The point of all this is, Black Mesa is more an exercise in nostalgia than standalone gaming. We’ve seen plenty of other such exercises: remakes of Ultima V and VI by way of the Dungeon Siege engine, a completely new fan campaign for Wing Commander made with the FreeSpace engine, even a remake of Street Fighter with the Jean-Claude Van Damme engine. So it’s not like this is an uncommon phenomenon. But what does it tap into? Why, David — WHY!?

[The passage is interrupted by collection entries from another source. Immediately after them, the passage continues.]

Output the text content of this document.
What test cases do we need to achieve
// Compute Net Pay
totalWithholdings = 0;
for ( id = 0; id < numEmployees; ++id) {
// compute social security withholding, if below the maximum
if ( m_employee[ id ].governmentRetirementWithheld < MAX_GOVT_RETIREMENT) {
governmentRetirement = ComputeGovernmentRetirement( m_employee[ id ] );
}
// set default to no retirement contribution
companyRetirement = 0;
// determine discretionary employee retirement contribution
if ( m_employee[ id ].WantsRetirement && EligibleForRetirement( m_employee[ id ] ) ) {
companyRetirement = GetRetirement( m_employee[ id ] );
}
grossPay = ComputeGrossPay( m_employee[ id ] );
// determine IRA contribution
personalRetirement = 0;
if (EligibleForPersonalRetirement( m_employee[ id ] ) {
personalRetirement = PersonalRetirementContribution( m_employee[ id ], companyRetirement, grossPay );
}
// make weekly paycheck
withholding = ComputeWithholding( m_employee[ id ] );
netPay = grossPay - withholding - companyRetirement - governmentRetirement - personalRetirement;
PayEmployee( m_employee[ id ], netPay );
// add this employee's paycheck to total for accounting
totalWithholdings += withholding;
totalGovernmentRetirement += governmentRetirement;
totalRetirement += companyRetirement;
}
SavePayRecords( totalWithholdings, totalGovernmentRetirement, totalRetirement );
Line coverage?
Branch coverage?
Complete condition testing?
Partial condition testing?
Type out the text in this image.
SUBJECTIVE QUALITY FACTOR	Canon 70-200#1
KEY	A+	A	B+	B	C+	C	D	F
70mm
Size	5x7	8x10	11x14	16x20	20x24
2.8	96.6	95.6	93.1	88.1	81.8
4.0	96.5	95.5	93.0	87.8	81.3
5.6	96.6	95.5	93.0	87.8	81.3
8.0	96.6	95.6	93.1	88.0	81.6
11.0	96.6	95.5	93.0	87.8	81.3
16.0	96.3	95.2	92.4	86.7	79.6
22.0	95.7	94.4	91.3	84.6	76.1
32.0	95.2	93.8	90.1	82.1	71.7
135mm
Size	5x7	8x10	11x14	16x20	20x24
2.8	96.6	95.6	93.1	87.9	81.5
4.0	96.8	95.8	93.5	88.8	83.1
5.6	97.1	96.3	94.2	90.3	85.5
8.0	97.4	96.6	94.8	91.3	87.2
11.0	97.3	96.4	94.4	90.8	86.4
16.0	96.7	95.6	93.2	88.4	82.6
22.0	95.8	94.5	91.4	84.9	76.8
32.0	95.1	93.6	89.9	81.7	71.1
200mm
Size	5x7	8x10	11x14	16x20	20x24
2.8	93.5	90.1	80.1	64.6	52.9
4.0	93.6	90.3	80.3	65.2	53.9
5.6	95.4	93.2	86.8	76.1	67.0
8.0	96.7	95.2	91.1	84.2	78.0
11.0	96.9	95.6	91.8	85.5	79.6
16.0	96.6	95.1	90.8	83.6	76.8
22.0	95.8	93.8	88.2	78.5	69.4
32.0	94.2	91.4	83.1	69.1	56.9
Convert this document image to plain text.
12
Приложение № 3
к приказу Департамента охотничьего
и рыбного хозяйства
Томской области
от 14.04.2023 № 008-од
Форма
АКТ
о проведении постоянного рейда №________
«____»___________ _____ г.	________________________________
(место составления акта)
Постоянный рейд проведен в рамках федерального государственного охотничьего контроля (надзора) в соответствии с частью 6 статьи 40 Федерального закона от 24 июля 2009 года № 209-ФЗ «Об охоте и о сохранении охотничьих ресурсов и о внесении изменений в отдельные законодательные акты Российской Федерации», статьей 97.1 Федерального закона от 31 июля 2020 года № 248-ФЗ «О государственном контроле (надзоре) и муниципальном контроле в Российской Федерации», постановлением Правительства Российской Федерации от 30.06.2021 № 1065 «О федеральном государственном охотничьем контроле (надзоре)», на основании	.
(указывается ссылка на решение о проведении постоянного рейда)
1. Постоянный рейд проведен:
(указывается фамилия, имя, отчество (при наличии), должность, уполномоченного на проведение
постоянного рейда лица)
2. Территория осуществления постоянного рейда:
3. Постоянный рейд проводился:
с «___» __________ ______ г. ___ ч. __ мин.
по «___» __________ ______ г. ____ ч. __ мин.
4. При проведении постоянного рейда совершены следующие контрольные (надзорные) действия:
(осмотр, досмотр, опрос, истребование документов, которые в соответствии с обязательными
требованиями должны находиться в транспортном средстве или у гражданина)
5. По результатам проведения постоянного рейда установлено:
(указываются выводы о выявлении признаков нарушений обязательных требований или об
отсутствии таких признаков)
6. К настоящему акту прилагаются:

David: What does it tap into? That same sense of wonder and excitement we felt as kids when we’d have our court-appointed guardian or wolf read us same story over and over again. Humans love repetition, and — as a collective culture — we have a tough time with just letting stuff go. We’re terrified of death and don’t even want to discuss it openly at funerals, wakes, or brisses (brie?). Remakes are nothing new, and they’re becoming more and more common in games — it’s just that we usually tend to call them “reboots” now. Black Mesa is pretty much a 1:1 high-definition remake of Half-Life. So. I don’t think this is going to convert anyone who doesn’t already love the game or the series. I also don’t think it’s designed to. I also don’t really care how anyone else is going to receive it. My opinion? It’s fine. What are your final thoughts on it?

Eric: Yeah, I’m with you. It’s nothing earth-shattering (or even earth slight-crack-in-the-paint-jobbing), but it serves its purpose: keeping us connected to our gaming past, and maybe, just maybe bringing in some youngsters to the games we loved without having to lock them in a room with an old 486 PC and lying to them about communism actually still working as a viable economic system somewhere in the world.